The ‘belly of the beast’ image is a good one because ultimately it depends on what STS wishes to accomplish in this context: simple self-preservation as the foreign agent or a permanent transformation of the host organism? The latter is what I’m alluding to, but of course it’s quite easy for the STSer to ‘nudge’ the host in ways that might assuage the STSer’s own conscience (at least for the narrative purposes of the final grant report) without feeling any obligation to see whether the nudge has led to a permanent transformation.
I realize that Bruno Latour has made ‘criticism’ unfashionable in STS but I beg to differ. ‘Criticism’ has generally presupposed that the critic and the criticised share common goals. Thus, to ‘criticise’ a piece of art is to say that the artist could have done it better (and that it would have been worth doing it better). This is exactly the sensibility that STS needs to cultivate vis-à-vis science if it is to be something other than the funky end of science’s default PR machine. It means, among other things, that STSers need to have a clear sense in their own minds about why – and to what extent and in what sense — they wish to promote science, even when they are not thinking about where their next paycheque is coming from.
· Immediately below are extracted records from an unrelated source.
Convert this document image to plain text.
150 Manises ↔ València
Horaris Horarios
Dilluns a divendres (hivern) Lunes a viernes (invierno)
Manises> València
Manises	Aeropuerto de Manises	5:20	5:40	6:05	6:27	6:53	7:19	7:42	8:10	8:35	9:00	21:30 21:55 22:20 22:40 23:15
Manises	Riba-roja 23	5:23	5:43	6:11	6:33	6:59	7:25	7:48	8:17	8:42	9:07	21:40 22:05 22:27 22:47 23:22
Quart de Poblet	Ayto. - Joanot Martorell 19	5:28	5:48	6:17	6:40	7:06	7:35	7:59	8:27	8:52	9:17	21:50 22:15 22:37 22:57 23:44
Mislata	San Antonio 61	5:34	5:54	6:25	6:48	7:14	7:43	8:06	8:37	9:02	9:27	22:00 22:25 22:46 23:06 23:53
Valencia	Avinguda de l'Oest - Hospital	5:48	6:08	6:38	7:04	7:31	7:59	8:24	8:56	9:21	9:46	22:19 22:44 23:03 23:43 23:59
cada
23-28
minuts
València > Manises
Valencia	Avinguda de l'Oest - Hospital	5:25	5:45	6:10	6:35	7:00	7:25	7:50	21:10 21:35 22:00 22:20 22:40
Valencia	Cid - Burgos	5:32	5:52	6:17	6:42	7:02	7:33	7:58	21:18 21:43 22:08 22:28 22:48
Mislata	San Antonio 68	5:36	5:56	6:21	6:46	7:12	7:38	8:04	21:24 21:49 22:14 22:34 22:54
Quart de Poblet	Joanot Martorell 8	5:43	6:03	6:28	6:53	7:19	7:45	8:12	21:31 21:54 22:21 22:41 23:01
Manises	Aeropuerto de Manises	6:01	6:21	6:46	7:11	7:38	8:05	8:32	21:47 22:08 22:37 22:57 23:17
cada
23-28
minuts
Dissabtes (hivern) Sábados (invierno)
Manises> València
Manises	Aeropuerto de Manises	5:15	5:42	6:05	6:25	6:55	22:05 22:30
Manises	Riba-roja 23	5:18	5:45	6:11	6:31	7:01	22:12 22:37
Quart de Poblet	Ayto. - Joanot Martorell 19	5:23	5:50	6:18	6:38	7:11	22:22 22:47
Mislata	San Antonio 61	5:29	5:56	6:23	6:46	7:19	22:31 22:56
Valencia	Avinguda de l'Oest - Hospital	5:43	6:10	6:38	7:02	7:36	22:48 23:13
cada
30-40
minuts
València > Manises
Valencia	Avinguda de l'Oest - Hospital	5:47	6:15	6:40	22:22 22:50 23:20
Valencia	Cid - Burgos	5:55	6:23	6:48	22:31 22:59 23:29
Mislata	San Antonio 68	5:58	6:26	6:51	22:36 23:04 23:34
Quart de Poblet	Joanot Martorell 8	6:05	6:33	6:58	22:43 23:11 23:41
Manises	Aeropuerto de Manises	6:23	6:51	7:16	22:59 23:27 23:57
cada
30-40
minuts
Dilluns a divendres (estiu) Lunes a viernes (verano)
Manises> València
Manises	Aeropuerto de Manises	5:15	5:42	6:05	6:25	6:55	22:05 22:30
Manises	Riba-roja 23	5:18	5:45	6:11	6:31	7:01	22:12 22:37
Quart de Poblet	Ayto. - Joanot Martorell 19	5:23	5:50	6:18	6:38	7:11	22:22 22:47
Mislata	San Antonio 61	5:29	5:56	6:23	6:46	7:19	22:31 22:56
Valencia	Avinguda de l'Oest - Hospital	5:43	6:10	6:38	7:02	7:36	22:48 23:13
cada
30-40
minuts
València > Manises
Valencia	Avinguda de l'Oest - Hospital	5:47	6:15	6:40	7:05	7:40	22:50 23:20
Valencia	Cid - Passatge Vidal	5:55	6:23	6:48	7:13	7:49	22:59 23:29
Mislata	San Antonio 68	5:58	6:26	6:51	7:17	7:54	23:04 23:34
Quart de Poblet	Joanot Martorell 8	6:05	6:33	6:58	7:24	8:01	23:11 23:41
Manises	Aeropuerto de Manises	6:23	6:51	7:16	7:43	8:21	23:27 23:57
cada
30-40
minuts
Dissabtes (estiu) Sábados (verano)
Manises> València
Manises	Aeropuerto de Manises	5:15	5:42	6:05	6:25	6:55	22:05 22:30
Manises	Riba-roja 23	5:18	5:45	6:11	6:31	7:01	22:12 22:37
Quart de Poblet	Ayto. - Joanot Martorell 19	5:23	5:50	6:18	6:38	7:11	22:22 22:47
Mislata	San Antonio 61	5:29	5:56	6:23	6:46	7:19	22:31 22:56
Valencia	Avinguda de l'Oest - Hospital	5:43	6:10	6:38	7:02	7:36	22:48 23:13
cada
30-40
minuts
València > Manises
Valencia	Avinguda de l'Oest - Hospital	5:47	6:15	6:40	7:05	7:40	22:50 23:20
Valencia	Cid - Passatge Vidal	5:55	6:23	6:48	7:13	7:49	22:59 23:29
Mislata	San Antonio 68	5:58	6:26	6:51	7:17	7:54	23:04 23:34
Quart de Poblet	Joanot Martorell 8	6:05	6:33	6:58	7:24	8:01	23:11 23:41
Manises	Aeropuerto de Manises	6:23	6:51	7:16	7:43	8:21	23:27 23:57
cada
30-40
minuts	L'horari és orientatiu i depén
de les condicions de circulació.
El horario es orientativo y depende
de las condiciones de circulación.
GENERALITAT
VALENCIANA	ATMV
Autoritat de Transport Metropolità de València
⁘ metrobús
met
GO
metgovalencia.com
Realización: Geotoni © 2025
You ever heard Steve Rayner’s on the topic of scientific connoisseurship as a model for science communication…?
(I’m not really a fan, though I would say it’s an interesting way of thinking about it)
Yes, the image of the ‘connoisseur’ is a good one because it combines the critical and consumer functions. In fact that was the term that Harvard President JB Conant used to justify ‘General Education in Science’, the programme where TS Kuhn had his first job. Conant imagined that it was more important that there be citizens (especially highly placed ones, like Harvard grads) who can judge the value of scientific projects than simply an endless supply of scientists. (Keep in mind this was ten years before the launching of Sputnik triggered a ‘science race’ between the US and USSR.) I don’t think Rayner himself is plugged into this history — rather he’s probably drawing on his own background in theatre and the arts.
The Conant stuff is fascinating. Read them for my UG dissertation.
The problem I have with the connoisseur idea is the class/ snobbery associations. I think it’s interesting though. One of the reasons I want to develop application of Bourdieu’s stuff on taste to popular science.